How we cite our quotes: (Book.Line)
Quote #4
(Kalypso:) ‘[…] but if you only knew in your own heart how many hardships you were fated to undergo before getting back to your country, you would stay here with me and be the lord of this household and be an immortal […].’ (5.206-209)
Kalypso has a point – Odysseus intentionally chooses suffering. In this, he parallels Achilleus, the hero of The Iliad, who faces a choice between a long life back home and a short, glorious life fighting at Troy—and chooses Option II. And yet, Odysseus’s suffering is for the sake of getting back home—exactly what Achilleus rejects.
Quote #5
(Odysseus:) "what I want and all my days I pine for is to go back to my house and see my day of homecoming. And if some god batters me far out on the wine-blue water, I will endure it, keeping a stubborn spirit inside me, for already I have suffered much and done much hard work on the waves and in the fighting. So let this adventure follow." (5.219-224)
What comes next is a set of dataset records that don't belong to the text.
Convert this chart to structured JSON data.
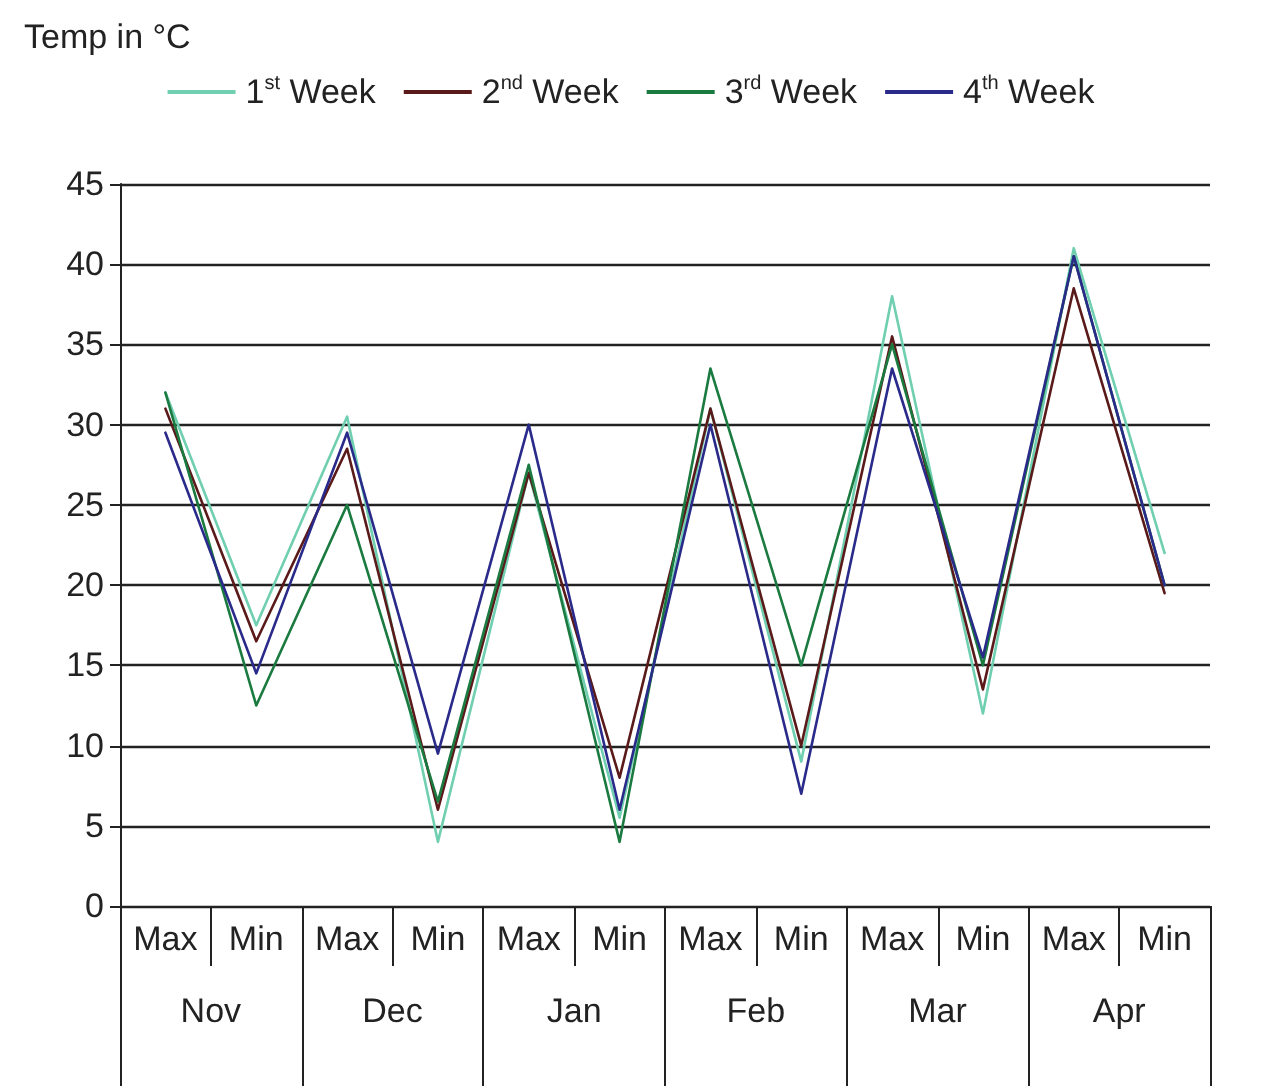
{
  "chart_data": {
    "type": "line",
    "ylabel": "Temp in °C",
    "categories": [
      "Max",
      "Min",
      "Max",
      "Min",
      "Max",
      "Min",
      "Max",
      "Min",
      "Max",
      "Min",
      "Max",
      "Min"
    ],
    "annotations": [
      "Nov",
      "Dec",
      "Jan",
      "Feb",
      "Mar",
      "Apr"
    ],
    "series": [
      {
        "name": "1$^{st}$ Week",
        "color": "#6fcfb0",
        "values": [
          32,
          17.5,
          30.5,
          4,
          27,
          5.5,
          31,
          9,
          38,
          12,
          41,
          22
        ]
      },
      {
        "name": "2$^{nd}$ Week",
        "color": "#5a1a1a",
        "values": [
          31,
          16.5,
          28.5,
          6,
          27,
          8,
          31,
          10,
          35.5,
          13.5,
          38.5,
          19.5
        ]
      },
      {
        "name": "3$^{rd}$ Week",
        "color": "#1a7a40",
        "values": [
          32,
          12.5,
          25,
          6.5,
          27.5,
          4,
          33.5,
          15,
          35,
          15,
          40.5,
          20
        ]
      },
      {
        "name": "4$^{th}$ Week",
        "color": "#2a2a8a",
        "values": [
          29.5,
          14.5,
          29.5,
          9.5,
          30,
          6,
          30,
          7,
          33.5,
          15.5,
          40.5,
          20
        ]
      }
    ],
    "ylim": [
      0,
      45
    ],
    "yticks": [
      0,
      5,
      10,
      15,
      20,
      25,
      30,
      35,
      40,
      45
    ],
    "grid": "y",
    "legend": "top",
    "marker": "none",
    "line_style": "solid"
  }
}
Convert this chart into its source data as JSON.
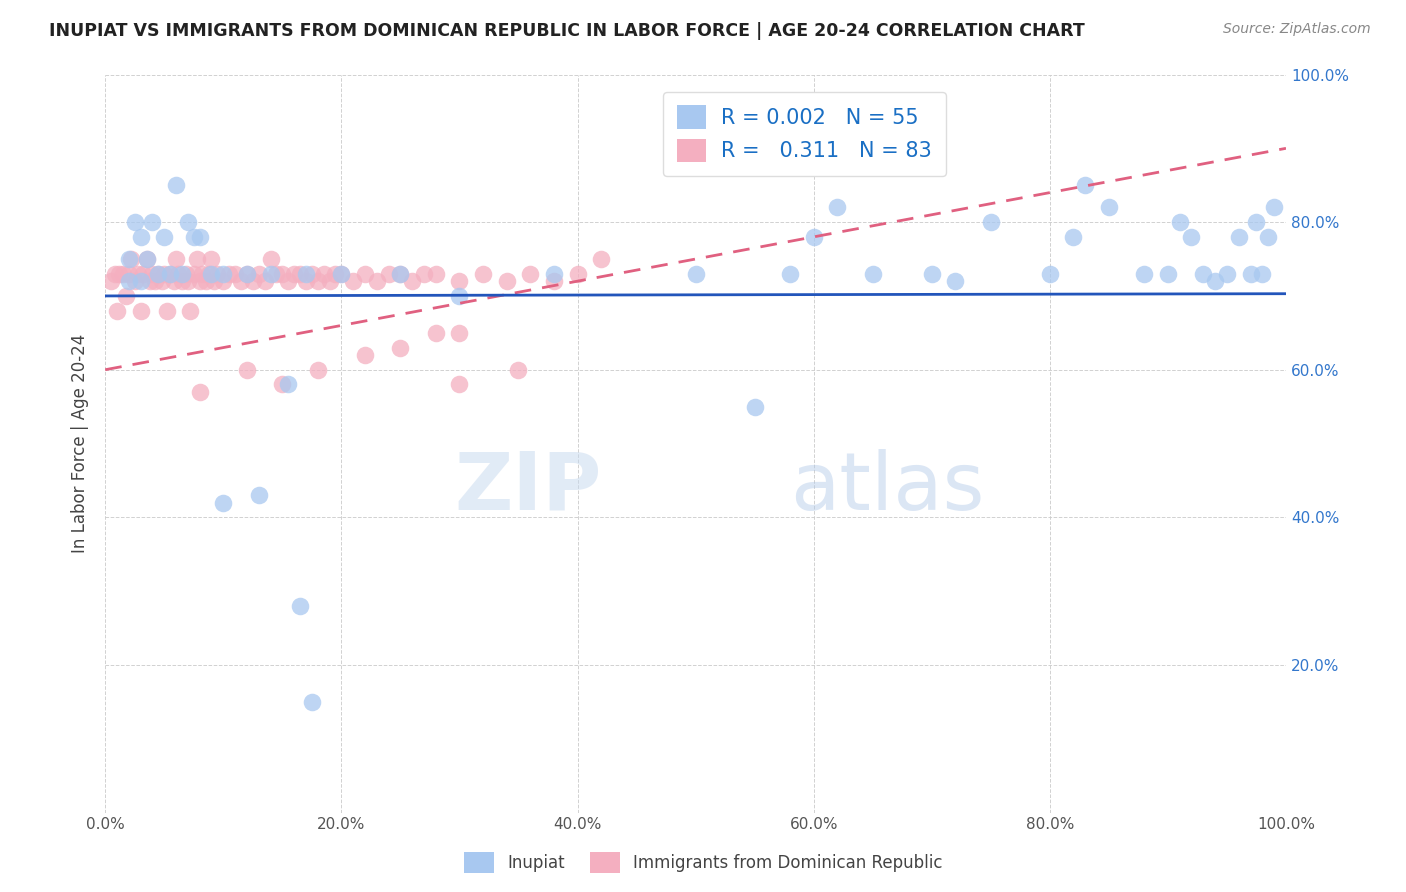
{
  "title": "INUPIAT VS IMMIGRANTS FROM DOMINICAN REPUBLIC IN LABOR FORCE | AGE 20-24 CORRELATION CHART",
  "source": "Source: ZipAtlas.com",
  "ylabel": "In Labor Force | Age 20-24",
  "xlim": [
    0.0,
    1.0
  ],
  "ylim": [
    0.0,
    1.0
  ],
  "xticks": [
    0.0,
    0.2,
    0.4,
    0.6,
    0.8,
    1.0
  ],
  "yticks": [
    0.0,
    0.2,
    0.4,
    0.6,
    0.8,
    1.0
  ],
  "xticklabels": [
    "0.0%",
    "20.0%",
    "40.0%",
    "60.0%",
    "80.0%",
    "100.0%"
  ],
  "yticklabels_right": [
    "",
    "20.0%",
    "40.0%",
    "60.0%",
    "80.0%",
    "100.0%"
  ],
  "r_inupiat": "0.002",
  "n_inupiat": "55",
  "r_dominican": "0.311",
  "n_dominican": "83",
  "color_inupiat": "#a8c8f0",
  "color_dominican": "#f4afc0",
  "line_color_inupiat": "#2255bb",
  "line_color_dominican": "#e06080",
  "legend_blue_label": "Inupiat",
  "legend_pink_label": "Immigrants from Dominican Republic",
  "watermark_zip": "ZIP",
  "watermark_atlas": "atlas",
  "background_color": "#ffffff",
  "grid_color": "#cccccc",
  "inupiat_x": [
    0.02,
    0.02,
    0.025,
    0.03,
    0.03,
    0.035,
    0.04,
    0.045,
    0.05,
    0.055,
    0.06,
    0.065,
    0.07,
    0.075,
    0.08,
    0.09,
    0.1,
    0.12,
    0.14,
    0.17,
    0.2,
    0.25,
    0.3,
    0.38,
    0.5,
    0.55,
    0.58,
    0.6,
    0.62,
    0.65,
    0.7,
    0.72,
    0.75,
    0.8,
    0.82,
    0.83,
    0.85,
    0.88,
    0.9,
    0.91,
    0.92,
    0.93,
    0.94,
    0.95,
    0.96,
    0.97,
    0.975,
    0.98,
    0.985,
    0.99,
    0.1,
    0.13,
    0.155,
    0.165,
    0.175
  ],
  "inupiat_y": [
    0.72,
    0.75,
    0.8,
    0.72,
    0.78,
    0.75,
    0.8,
    0.73,
    0.78,
    0.73,
    0.85,
    0.73,
    0.8,
    0.78,
    0.78,
    0.73,
    0.73,
    0.73,
    0.73,
    0.73,
    0.73,
    0.73,
    0.7,
    0.73,
    0.73,
    0.55,
    0.73,
    0.78,
    0.82,
    0.73,
    0.73,
    0.72,
    0.8,
    0.73,
    0.78,
    0.85,
    0.82,
    0.73,
    0.73,
    0.8,
    0.78,
    0.73,
    0.72,
    0.73,
    0.78,
    0.73,
    0.8,
    0.73,
    0.78,
    0.82,
    0.42,
    0.43,
    0.58,
    0.28,
    0.15
  ],
  "dominican_x": [
    0.005,
    0.008,
    0.01,
    0.012,
    0.015,
    0.018,
    0.02,
    0.022,
    0.025,
    0.028,
    0.03,
    0.032,
    0.035,
    0.038,
    0.04,
    0.042,
    0.045,
    0.048,
    0.05,
    0.052,
    0.055,
    0.058,
    0.06,
    0.062,
    0.065,
    0.068,
    0.07,
    0.072,
    0.075,
    0.078,
    0.08,
    0.082,
    0.085,
    0.088,
    0.09,
    0.092,
    0.095,
    0.1,
    0.105,
    0.11,
    0.115,
    0.12,
    0.125,
    0.13,
    0.135,
    0.14,
    0.145,
    0.15,
    0.155,
    0.16,
    0.165,
    0.17,
    0.175,
    0.18,
    0.185,
    0.19,
    0.195,
    0.2,
    0.21,
    0.22,
    0.23,
    0.24,
    0.25,
    0.26,
    0.27,
    0.28,
    0.3,
    0.32,
    0.34,
    0.36,
    0.38,
    0.4,
    0.42,
    0.28,
    0.3,
    0.25,
    0.35,
    0.3,
    0.22,
    0.18,
    0.15,
    0.12,
    0.08
  ],
  "dominican_y": [
    0.72,
    0.73,
    0.68,
    0.73,
    0.73,
    0.7,
    0.73,
    0.75,
    0.72,
    0.73,
    0.68,
    0.73,
    0.75,
    0.72,
    0.73,
    0.72,
    0.73,
    0.72,
    0.73,
    0.68,
    0.73,
    0.72,
    0.75,
    0.73,
    0.72,
    0.73,
    0.72,
    0.68,
    0.73,
    0.75,
    0.72,
    0.73,
    0.72,
    0.73,
    0.75,
    0.72,
    0.73,
    0.72,
    0.73,
    0.73,
    0.72,
    0.73,
    0.72,
    0.73,
    0.72,
    0.75,
    0.73,
    0.73,
    0.72,
    0.73,
    0.73,
    0.72,
    0.73,
    0.72,
    0.73,
    0.72,
    0.73,
    0.73,
    0.72,
    0.73,
    0.72,
    0.73,
    0.73,
    0.72,
    0.73,
    0.73,
    0.72,
    0.73,
    0.72,
    0.73,
    0.72,
    0.73,
    0.75,
    0.65,
    0.65,
    0.63,
    0.6,
    0.58,
    0.62,
    0.6,
    0.58,
    0.6,
    0.57
  ]
}
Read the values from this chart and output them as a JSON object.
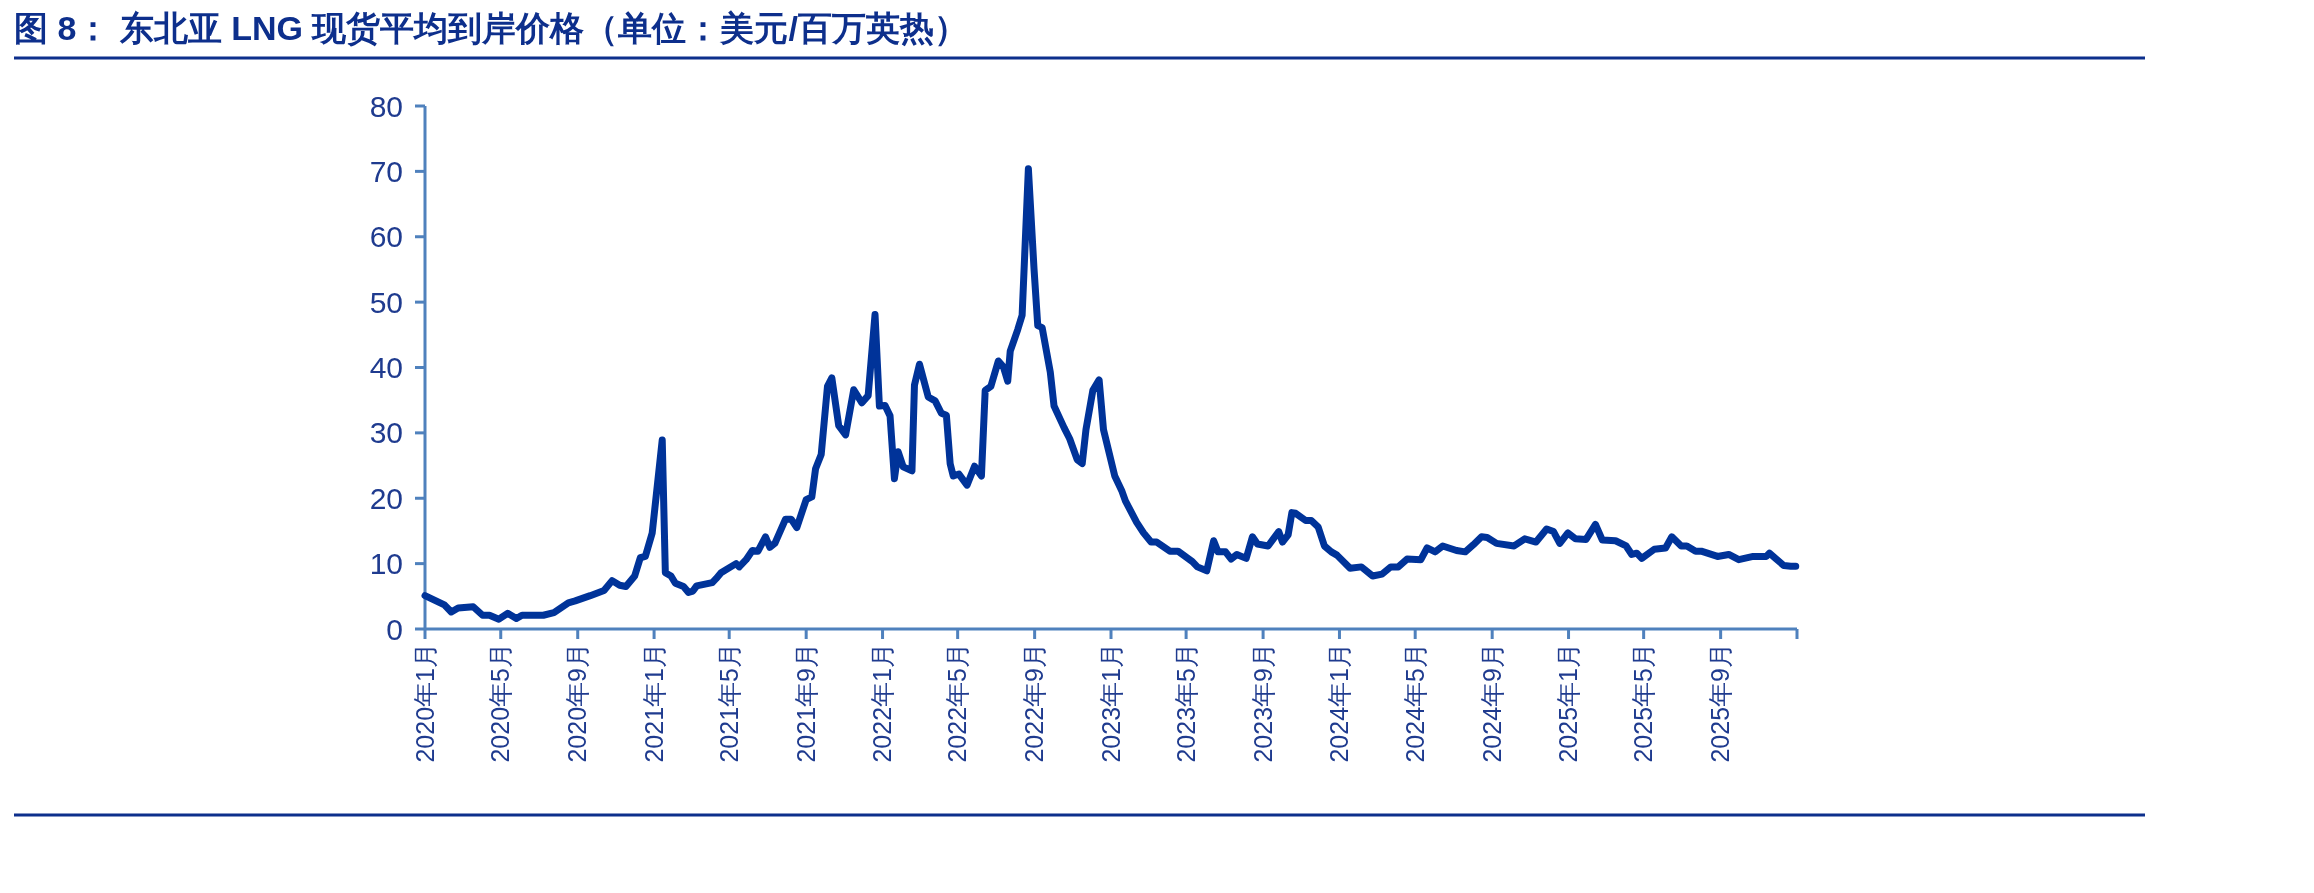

"I will endure it, keeping a stubborn spirit inside me" isn't exactly motivational-poster-worthy, but Odysseus' attitude is still pretty inspiring. He's determined to get home, and he'll endure anything to make it happen. (Lucky for him, Poseidon is definitely willing to make "anything" happen.)
Quote #6
(Odysseus:) ‘Ah me unhappy, what in the long outcome will befall me? I fear the goddess might have spoken the truth in all ways when she said that on the sea and before I came to my country I would go through hardships; now all this is being accomplished, such clouds are these, with which Zeus is cramming the wide sky and has staggered the sea, and stormblasts of winds from every direction are crowding in. My sheer destruction is certain.’ (5.299-305)
Odysseus despairs at the first storm sent his way by Poseidon after he leaves Kalypso’s island. So much for taking suffering in stride.